By Peter Thatiah
"One of the grave consequences of joining the Mau Mau was the immediate shooting of my mother. She was shot in the backside, leading to an injury that would make one of her leg shorter for the rest of her life. But compared to what was to follow in our family, my mother was very lucky indeed.
Upon joining the movement, I came to learn about its structure. Dedan Kimathi had divided his people into battalions and Stanley Mathenge became the second in command.
Kimathi’s wife Mukami came to live with us but after some time she was taken away to a safe place out of the forest. She was suckling a baby girl called Nyambura and Kimathi was afraid of exposing the child to the extreme weather bouts of Aberdares forest.

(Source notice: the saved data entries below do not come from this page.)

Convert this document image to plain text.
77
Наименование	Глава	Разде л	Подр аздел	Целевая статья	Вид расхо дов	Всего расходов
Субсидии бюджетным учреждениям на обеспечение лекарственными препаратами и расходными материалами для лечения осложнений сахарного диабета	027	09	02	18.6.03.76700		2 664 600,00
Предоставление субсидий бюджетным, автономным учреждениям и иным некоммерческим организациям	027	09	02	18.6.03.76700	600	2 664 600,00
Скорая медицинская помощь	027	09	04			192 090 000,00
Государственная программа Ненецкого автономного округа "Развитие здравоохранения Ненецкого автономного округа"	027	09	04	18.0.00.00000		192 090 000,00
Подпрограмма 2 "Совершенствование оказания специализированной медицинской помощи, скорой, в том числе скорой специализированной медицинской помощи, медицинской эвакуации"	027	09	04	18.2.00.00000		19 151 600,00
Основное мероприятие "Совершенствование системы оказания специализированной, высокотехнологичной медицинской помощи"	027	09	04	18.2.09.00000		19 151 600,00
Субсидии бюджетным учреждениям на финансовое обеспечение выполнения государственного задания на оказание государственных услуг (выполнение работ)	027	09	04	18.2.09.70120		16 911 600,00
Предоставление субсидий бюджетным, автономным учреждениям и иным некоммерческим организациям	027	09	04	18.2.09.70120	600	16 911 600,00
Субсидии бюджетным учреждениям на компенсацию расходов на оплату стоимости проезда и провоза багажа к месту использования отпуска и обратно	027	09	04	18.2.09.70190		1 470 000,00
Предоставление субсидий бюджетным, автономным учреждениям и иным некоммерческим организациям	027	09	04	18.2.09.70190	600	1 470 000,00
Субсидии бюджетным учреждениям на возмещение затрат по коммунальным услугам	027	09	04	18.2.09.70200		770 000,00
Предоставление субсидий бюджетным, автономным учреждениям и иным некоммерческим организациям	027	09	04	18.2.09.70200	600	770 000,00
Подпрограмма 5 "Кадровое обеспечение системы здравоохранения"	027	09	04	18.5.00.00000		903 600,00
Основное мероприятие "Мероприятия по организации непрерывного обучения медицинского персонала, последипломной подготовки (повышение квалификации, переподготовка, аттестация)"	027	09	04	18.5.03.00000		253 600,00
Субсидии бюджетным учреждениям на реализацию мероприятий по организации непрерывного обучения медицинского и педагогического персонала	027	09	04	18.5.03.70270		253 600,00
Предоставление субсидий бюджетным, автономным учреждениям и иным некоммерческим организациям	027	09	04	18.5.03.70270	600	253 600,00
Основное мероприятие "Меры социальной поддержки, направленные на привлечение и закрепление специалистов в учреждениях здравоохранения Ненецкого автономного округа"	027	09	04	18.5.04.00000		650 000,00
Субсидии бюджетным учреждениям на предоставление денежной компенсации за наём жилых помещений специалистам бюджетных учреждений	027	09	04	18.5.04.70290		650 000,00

At the beginning of 1954, which was the saddest year of my life, I was moved from the Kimathi camp and went to live in one of the camps ran by Mathenge. I immediately noted Mathenge was very different from his boss. Whereas Kimathi had a high-pitched voice, Mathenge’s was a deep baritone that drove everyone to attention whenever he romped into the camp. He was a widely travelled man who had been to countries like Egypt, Israel and Burma (today’s Myanmar) and he told many stories about these places.
We did not know then but this divergence in personalities would later bring differences that virtually brought the whole movement down. Mathenge was taller than Kimathi.
He was over six feet tall, light-skinned, with a gap between his teeth. He was also reasonable and willing to negotiate during a crisis. I don’t know what Kimathi thought about his friend but seeing that I carried his personal effects sometimes, I guessed Mathenge made Kimathi a little uncomfortable.
Towards the middle of 1954 the colonial soldiers achieved their dream when they caught up with my father in the forest and shot him dead in cold blood. They vowed to kill the rest of us. Two months later, my elder sister Peris Wambui was captured and shot dead in similar fashion.
I was told there was a lot of celebration in the homeguard circles when this happened. I slumped into inconsolable grief for many months, but I resolved that I would live on to see the end of the struggle. Kimathi ordered a massive retaliation and he became so confident of his success at this time he started toying with the idea of forming a government.
He gave all the people in the forest a rank. He designated the post of prime minister for himself. To console me on the death of my father and sister in the struggle, he made me a captain. There were sergeants, privates, corporals and even colonels. It did not surprise me when Mathenge turned down the offer to be made a field marshal. He said Kimathi should even refrain from calling himself a prime minister, arguing that it is the man who will survive the war who would claim the post.
There was a girl from the Kimathi camp called Wanjiru and she was one of my best friends. She told me everything that happened in the Kimathi camp and I told her everything that happened in the Mathenge camp. In early 1956 she told me the Kimathi camp was planning to take unspecified action on Mathenge. One day Mathenge was arrested and hauled for a court martial in the Kimathi camp, ostensibly because of offering to negotiate for ceasefire with the colonial establishment.
On that night it was raining and Mathenge and six of his men were tied to trees some distance from where Kimathi consulted with his council. It was at this point that I decided to untie Mathenge without the knowledge of the others. He left walking down valley and he was never seen again. Not even his body was ever found. Kimathi never talked about it either and we knew it was a closed topic.
After Kimathi was betrayed in 1956 at a village called Kahigaini in Tetu, we knew the end was nigh. I was arrested in 1957 and became prisoner number 2739 at Kamiti Maximum Prison. Luckily, my interrogator, a man called Nelson, knew my father and hatched a scheme to release me even before the year was over.
I could not even remember the way back home. People had been put in camps and everything I had known and loved was no more. Our farm had long been given away and my family made squatters.
Today we live in Nyandarua with my family, where we bought a farm and established a home.